"Public Enemies": Gangster und Gentleman
Michael Mann und Johnny Depp spüren in „Public Enemies“ dem Mythos des Bankräubers John Dillinger nach.
Mythos, Legende, Popstar: John Dillinger war ein Bankräuber mit Format, der in den 30er Jahren Tausende von Anhängern besaß. Ständig brach er in Banken ein- und aus Gefängnissen aus. Das Volk feierte Dillinger als neuen Robin Hood, weil er mit anarchischer Kraft wohl etwas Ablenkung bot in wirtschaftlich harten Zeiten. Sein Leben war kurz, bereits im Alter von 30 Jahren wurde er erschossen. Michael Mann nähert sich in seinem neuen Film "Public Enemies" dem Gangster, allerdings ohne wirklich in seine Seele zu blicken.
Mit "Heat" hat Michael Mann sicher den Thriller der 90er Jahre gedreht: packend, düster, tiefgründig, visuell überwältigend und elegant. Gangster und Cop, zwei obsessive Charaktere, gespielt von Robert de Niro und Al Pacino, treffen aufeinander und versuchen, den anderen zu bezwingen.
Nun bringt Mann eine ähnliche Konstellation auf die Leinwand. Im Zentrum steht der Bankräuber John Dillinger (Johnny Depp), den FBI-Agent Melvin Purvis (Christian Bale) jagt. Doch die beiden Antagonisten entwickeln nicht annähernd die Kraft wie Cop und Gangster in "Heat", dazu bleiben beide Figuren zu eindimensional.
Das liegt nicht an den Schauspielern, sondern eher am Drehbuch, das plakativ wird, wo es differenzieren müsste. Christian Bale ist zwar ein ansehnlich verkniffener Agent, der sich auf die Fahnen geschrieben hat, den "Staatsfeind Nr. 1" der 30er Jahre zu fassen. Aber Profil lässt ihn das Drehbuch nicht gewinnen, dafür erfährt man zu wenig über ihn. Die Szenen sind ganz auf den Star Johnny Depp zugeschnitten. Angenehm zurückhaltend zeichnet er den Bankräuber so charmant wie irgendwie möglich. Abgründe oder eine dunkle Seite besitzt er jedoch keine, was ihn trotz allem dandyhaften Flair etwas fad wirken lässt. Dillinger ist Melvin Purvis immer einen Schritt voraus. In einer der faszinierendsten Momente wandert der Gangster wie ein Geist völlig unbemerkt durchs Polizeipräsidium.
Michael Mann bedient den Mythos vom Gentleman-Gangster, versucht aber nicht, ihn aufzubrechen oder zu hinterfragen.

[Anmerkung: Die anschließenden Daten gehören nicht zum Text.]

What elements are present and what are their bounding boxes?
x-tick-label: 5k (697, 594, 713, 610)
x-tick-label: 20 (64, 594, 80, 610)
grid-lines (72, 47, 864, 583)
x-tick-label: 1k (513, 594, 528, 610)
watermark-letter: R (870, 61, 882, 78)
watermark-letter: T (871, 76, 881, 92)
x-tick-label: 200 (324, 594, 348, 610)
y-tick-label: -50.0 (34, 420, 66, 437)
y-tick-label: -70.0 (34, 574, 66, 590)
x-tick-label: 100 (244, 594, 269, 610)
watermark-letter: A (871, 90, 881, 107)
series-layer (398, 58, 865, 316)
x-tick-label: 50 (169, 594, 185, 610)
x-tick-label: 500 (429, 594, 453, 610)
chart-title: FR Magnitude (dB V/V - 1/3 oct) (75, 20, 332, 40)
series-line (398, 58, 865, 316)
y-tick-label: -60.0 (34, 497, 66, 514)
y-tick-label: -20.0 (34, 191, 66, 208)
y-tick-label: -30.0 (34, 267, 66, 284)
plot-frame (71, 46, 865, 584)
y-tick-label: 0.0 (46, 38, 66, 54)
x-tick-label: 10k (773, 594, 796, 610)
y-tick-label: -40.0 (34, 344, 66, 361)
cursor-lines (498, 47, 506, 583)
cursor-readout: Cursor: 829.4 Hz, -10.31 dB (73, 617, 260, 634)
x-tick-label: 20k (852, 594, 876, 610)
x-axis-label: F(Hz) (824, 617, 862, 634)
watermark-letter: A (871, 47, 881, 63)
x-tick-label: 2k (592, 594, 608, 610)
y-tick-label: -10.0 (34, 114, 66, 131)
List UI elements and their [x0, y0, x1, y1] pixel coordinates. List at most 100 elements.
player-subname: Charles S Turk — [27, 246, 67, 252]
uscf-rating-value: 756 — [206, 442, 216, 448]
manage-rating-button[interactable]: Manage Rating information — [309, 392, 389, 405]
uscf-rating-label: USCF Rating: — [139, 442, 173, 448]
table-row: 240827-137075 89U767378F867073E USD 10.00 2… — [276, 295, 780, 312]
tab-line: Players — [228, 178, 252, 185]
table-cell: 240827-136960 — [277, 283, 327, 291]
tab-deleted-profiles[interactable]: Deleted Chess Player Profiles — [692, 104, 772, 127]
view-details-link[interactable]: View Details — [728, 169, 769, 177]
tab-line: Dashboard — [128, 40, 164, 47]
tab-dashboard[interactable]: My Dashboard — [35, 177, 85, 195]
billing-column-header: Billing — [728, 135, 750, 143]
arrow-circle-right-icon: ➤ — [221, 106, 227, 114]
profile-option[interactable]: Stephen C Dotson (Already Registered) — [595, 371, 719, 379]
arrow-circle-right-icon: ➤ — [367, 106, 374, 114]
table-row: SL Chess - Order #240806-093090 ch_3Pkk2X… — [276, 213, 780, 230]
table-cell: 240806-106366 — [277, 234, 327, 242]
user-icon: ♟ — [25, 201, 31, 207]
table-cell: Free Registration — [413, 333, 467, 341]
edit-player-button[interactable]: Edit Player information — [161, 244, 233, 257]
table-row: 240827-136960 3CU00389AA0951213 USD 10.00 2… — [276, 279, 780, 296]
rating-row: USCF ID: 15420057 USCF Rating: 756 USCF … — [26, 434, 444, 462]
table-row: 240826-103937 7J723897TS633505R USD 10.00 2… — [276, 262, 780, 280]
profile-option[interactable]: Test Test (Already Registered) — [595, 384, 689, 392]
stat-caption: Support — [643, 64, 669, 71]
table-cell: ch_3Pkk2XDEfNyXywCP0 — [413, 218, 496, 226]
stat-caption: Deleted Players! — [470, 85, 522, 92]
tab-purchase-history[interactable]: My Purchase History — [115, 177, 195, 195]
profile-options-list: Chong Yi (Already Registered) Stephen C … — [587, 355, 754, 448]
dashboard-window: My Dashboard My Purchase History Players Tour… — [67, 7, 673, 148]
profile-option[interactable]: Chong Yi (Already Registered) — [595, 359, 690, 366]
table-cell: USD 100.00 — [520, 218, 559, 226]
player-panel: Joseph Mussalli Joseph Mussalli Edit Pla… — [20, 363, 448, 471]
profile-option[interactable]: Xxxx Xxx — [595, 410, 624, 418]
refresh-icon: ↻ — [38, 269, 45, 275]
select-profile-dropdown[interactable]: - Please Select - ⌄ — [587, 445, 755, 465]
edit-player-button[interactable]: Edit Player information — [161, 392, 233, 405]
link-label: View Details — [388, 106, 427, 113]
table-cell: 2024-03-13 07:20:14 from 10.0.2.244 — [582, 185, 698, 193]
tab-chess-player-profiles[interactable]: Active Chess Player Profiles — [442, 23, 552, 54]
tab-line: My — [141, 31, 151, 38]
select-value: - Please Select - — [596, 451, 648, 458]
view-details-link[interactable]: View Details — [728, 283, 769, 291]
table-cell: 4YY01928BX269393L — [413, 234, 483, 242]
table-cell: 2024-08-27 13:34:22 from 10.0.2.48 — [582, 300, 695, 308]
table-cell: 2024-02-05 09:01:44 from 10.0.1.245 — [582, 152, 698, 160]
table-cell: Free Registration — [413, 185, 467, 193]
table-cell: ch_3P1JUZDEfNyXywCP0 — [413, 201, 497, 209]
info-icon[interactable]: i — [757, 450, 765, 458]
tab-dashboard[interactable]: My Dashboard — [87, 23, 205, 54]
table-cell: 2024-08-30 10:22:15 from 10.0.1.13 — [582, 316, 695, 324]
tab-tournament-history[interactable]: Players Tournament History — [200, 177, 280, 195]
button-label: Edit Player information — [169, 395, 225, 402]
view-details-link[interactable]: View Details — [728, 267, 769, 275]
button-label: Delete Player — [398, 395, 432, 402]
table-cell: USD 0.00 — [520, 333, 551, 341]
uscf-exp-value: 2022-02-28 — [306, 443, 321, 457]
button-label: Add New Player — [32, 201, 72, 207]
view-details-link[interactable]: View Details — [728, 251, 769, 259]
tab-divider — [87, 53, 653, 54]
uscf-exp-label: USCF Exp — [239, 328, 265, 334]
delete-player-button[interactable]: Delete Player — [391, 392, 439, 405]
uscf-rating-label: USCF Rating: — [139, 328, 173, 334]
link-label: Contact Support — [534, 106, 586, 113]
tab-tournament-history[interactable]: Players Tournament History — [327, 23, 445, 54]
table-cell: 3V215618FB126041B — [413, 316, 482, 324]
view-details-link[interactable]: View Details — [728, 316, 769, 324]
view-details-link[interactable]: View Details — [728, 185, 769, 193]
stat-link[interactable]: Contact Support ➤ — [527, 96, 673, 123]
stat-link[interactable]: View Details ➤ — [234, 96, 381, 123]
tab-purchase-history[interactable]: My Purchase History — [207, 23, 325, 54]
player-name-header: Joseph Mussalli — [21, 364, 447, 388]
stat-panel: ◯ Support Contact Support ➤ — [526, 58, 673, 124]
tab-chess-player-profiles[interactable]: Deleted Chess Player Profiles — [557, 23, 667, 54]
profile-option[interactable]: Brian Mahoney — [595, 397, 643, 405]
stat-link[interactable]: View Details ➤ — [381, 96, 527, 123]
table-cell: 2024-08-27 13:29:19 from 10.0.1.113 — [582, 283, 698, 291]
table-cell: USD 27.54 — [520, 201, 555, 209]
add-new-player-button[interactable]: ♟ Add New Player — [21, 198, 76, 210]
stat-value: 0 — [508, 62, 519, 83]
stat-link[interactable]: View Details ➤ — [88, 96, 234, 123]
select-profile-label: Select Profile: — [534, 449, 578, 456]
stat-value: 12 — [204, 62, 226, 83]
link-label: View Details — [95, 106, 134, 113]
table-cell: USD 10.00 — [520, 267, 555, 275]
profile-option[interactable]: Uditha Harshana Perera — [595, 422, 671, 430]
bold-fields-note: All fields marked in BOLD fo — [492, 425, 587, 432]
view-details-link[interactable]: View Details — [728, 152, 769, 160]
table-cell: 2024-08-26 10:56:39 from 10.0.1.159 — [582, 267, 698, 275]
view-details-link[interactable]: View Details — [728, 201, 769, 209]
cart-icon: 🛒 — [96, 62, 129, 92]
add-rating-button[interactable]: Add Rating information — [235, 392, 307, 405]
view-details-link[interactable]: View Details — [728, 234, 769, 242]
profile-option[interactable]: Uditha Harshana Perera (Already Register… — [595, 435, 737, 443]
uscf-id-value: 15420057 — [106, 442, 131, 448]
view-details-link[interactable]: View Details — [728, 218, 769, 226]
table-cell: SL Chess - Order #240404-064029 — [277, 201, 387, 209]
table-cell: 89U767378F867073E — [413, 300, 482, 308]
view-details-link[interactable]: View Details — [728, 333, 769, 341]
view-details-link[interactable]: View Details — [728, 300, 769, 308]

Der Regisseur vermittelt Einsichten in die Entstehung eines mächtigen FBI-Apparats, der erst einen starken Feind brauchte, um an ihm zu wachsen und Einfluss zu gewinnen.
Was allerdings durchaus berührt, ist die Liebesgeschichte zu Billie, seiner loyalen Partnerin, der Oscar-Preisträgerin Marion Cotillard funkelnde Präsenz verleiht. Dillinger stellt sich ihr mit der Coolness des Womanizers vor: "Ich mag Baseball, gute Klamotten, schnelle Autos, Whiskey und Dich: Was muss man mehr über mich wissen?" Billie weiß nicht recht, was sie Dillinger glauben soll. Doch als er ihr den Mantel hinhält, wie eine Einladung in sein Leben, lässt sie sich auf ihn ein. Dass das Leben auf der Flucht aufreibend und gefährlich ist, das merkt sie bald schon.
Rein optisch punktet der Film durch seine Videoästhetik. Zusammen mit der wackeligen Handkamera (hier war wieder Manns Kameraspezialist Dante Spinotti am Werk) sorgt sie für einen merkwürdig künstlichen Look, der Distanz schafft. Doch trotz der atemlos inszenierten und fotografierten Ausbrüche und Überfälle hängt der Film vor allem im Mittelteil spannungsmäßig durch. Und so sind es die ruhigen Szenen der noch jungen, aber zukunftslosen Liebe, die durch ihre poetische Kraft fesseln und bleibende Eindrücke hinterlassen.